I fumetti di Charlie Chaplin furono quindi una breve parentesi per uno dei massimi fumettisti di strisce sindacate, poco più di una nota nella prima parte della sua – purtroppo breve – biografia. Può darsi, però, che qualche impavido completista, qualche chapliniano di ferro o qualche curioso le voglia leggere. Ecco quindi qualche indicazione per recuperarle.
L’unica edizione italiana, a quanto mi risulta, è stata pubblicata negli anni Settanta dal Club Anni Trenta, con introduzione nientemeno che di Carlo della Corte (autore nel 1961 di un seminale saggio sul medium intitolato I fumetti). È un albo orizzontale di grande formato (43,5 cm di larghezza!) che pubblica un centinaio di strisce di Segar, Carothers e anonime – anche se la pubblicazione è intitolata solo al primo – in ordine sparso e senza l’indicazione delle date di uscita delle singole strisce. Mancanze perdonabili, intendiamoci, in epoche pionieristiche per le ristampe filologiche di materiale classico. Se avete fortuna, potete trovarne qualche copia nei mercatini o su Ebay, altrimenti è disponibile presso WOW Spazio Fumetto di Milano.
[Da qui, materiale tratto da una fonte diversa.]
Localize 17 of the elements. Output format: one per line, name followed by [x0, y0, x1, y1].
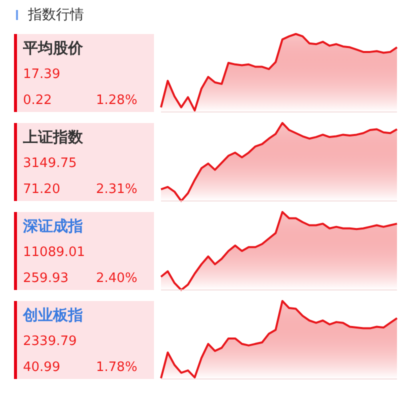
text: 0.22	[23, 93, 52, 108]
chart-title: 上证指数	[22, 128, 84, 146]
text: 2.40%	[96, 271, 138, 286]
chart-title: 深证成指	[22, 217, 83, 235]
text: 71.20	[23, 182, 60, 197]
text: 1.78%	[96, 360, 138, 375]
text: 1.28%	[96, 93, 138, 108]
text: 259.93	[23, 271, 68, 286]
text: 40.99	[23, 360, 60, 375]
chart-title: 创业板指	[22, 306, 83, 324]
text: 指数行情	[27, 7, 84, 23]
text: 17.39	[23, 67, 60, 82]
text: 2.31%	[96, 182, 138, 197]
text: 3149.75	[23, 156, 77, 171]
text: 2339.79	[23, 334, 77, 349]
text: 11089.01	[23, 245, 86, 260]
chart-title: 平均股价	[22, 39, 84, 57]
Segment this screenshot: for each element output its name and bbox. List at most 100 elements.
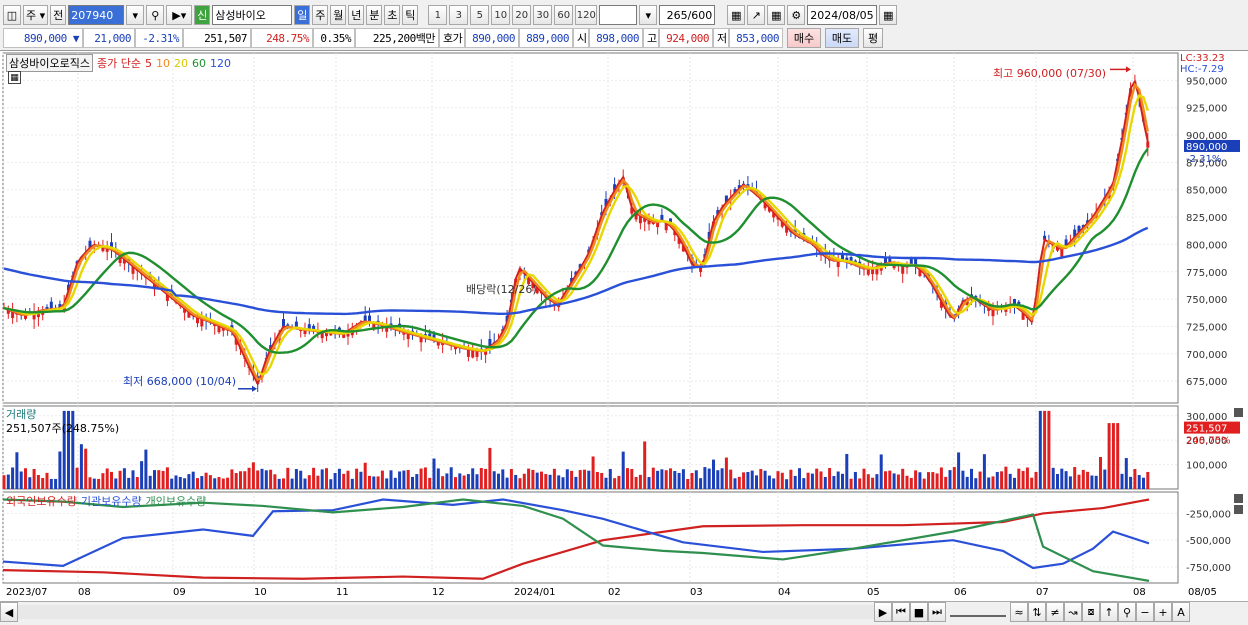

Per chi legge in inglese, la situazione è più semplice ma più frammentaria:
- la Charlie Chaplin Foundation ha messo sul proprio sito le scansioni di alcune raccolte pubblicate nel 1917 dalla casa editrice newyorchese M. A. Donohue & Co. Vi compaiono strip di un po’ tutti gli autori, senza grande cura filologica, ma sono essi stessi documenti interessanti;
- se voleste acquistare fisicamente quegli albi, se ne trovano esemplari su Ebay tra i 150 e i 250 dollari;
- il sito Barnacle Press ha raccolto alcune strisce del solo Segar;
- un articolo del sito Comics Kingdom – tra le fonti di questo pezzo – ha le scansioni di una trentina di strisce, provenienti chiaramente da una raccolta che però non siamo riusciti a individuare;
- Il già citato saggio Screwball! The Cartoonists Who Made the Funnies Funny stampa un paio di strip e tavole domenicali. Poco utile per il solo Charlie Chaplin’s Comics Caper ma ottima lettura in generale sulle strisce umoristiche americane.
La cosa interessante è che queste fonti presentano contenuti diversi l’una dall’altra: sono pochissime le strisce che compaiono da più parti. Lasciamo ai completisti il piacere di confrontarle.